Balayée par les vents, la vallée de la Loire a été investie par les meuniers qui ont érigé leurs moulins dans toute la région. Parmi ceux-ci, le moulin-cavier est une spécificité locale, avec ses meules disposées en sous-sol et sa tour conique et maçonnée surmontée d’une cabane en bois. Cette silhouette emblématique du val d’Anjou se dresse surtout sur les coteaux et plateaux du Saumurois, mais aussi en rive droite de la Loire (de la Touraine aux portes d’Angers), dans la vallée de la Vienne et autour de Doué-la-Fontaine.
Si les moulins d’antan ne sont plus en activité, la production de fruits tapés, elle, n’a pas totalement cessé. À Rivarennes, la fabrication artisanale de ces fruits séchés se poursuit, dans le respect des techniques anciennes. En revanche, le pruneau de Tours n’est plus produit depuis longtemps, même à Huismes d’où il est originaire.
D’autres installations attestent de pratiques agricoles anciennes, comme les fours à chanvre ou les hangars à tabac. Tout au long du XIXe siècle, la culture du chanvre a fait la richesse de la région, en fournissant les matières premières pour la fabrication de toiles à voiles et de cordes. Mais le déclin de la marine de Loire entraîne aussi celui du chanvre… Quant à la culture du tabac, elle démarre après la seconde Guerre Mondiale et s’arrête une trentaine d’années après ; dans ce court laps de temps, le Val de Loire devient l’un des principaux producteurs en France.
Les loges de vigne et maisonnettes de jardin
Emblématiques des paysages viticoles du Parc, les loges de vigne sont de petites constructions qui servaient à ranger des outils et abriter le vigneron pendant sa pause. Difficile de savoir quand elles sont apparues. La plupart des loges de vignes visibles aujourd’hui ont été construites au XIXe siècle, mais une des plus anciennes du Parc, située à Beaumont-en-Véron, pourrait dater du XVIIe siècle. Ailleurs, quelques dolmens ont été utilisés comme abri, mais ce n’est évidemment pas leur fonction première. Il est hélas difficile de savoir à quand remonte cette reconversion…
Les loges de vignes sont des maisonnettes recouvertes d’une toiture d’ardoises, dotées d’une cheminée pour que le vigneron puisse s’y réchauffer et préparer son repas. Un anneau de métal, accroché à la façade, permettait d’y attacher le cheval. Ces dernières années, le Parc Loire-Anjou-Touraine a favorisé la restauration de ces modestes édifices.

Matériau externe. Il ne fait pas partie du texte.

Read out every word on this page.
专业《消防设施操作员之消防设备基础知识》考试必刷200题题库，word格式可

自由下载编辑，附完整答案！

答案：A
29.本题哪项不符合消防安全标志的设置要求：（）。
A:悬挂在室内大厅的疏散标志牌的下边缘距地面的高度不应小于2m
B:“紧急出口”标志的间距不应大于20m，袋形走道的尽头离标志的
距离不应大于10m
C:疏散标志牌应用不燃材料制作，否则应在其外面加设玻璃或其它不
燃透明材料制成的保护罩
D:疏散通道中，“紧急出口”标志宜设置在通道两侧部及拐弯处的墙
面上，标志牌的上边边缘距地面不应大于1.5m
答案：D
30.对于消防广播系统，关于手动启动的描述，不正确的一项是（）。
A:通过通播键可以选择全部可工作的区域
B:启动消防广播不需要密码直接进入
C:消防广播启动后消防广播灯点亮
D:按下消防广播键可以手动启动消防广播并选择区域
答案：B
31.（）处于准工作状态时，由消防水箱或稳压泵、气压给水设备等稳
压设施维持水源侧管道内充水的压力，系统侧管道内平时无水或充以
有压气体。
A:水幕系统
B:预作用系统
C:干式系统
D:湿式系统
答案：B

Dans la région de Beaufort-en-Vallée, au nord-ouest du Parc, l’essor de l’horticulture a sans doute favorisé l’apparition de ces charmantes constructions, emblématiques du patrimoine du pays de Beaufort. Ces loges prennent l'apparence de véritables petits pavillons de plaisance. Pour les façades, on alterne l’utilisation du tuffeau et de la brique. Les toitures sont décorées d’une petite lucarne et parfois d’une girandole ou d’une girouette en zinc. Malheureusement, beaucoup de ces maisonnettes sont aujourd’hui abandonnées et menacées de destruction.
Les lavoirs, lieux emblématiques de la vie sociale
Autrefois lieux de socialisation privilégiés des femmes, les lavoirs étaient installés le long des cours d’eau et à proximité des fontaines. Contrairement à ce que leur nom laisse imaginer, ils servaient à rincer le linge. Le lavage (ou buée) ne nécessitait pas de grandes quantités d’eau et se faisait dans les buanderies communes ou dans les habitations. Le rinçage, en revanche, nécessitait de l’eau claire en abondance. Les lavandières se rendaient donc au lavoir, ou parfois directement dans la rivière : de nombreuses cartes postales anciennes les montrent s’affairer dans le lit de la Vienne ou de la Loire…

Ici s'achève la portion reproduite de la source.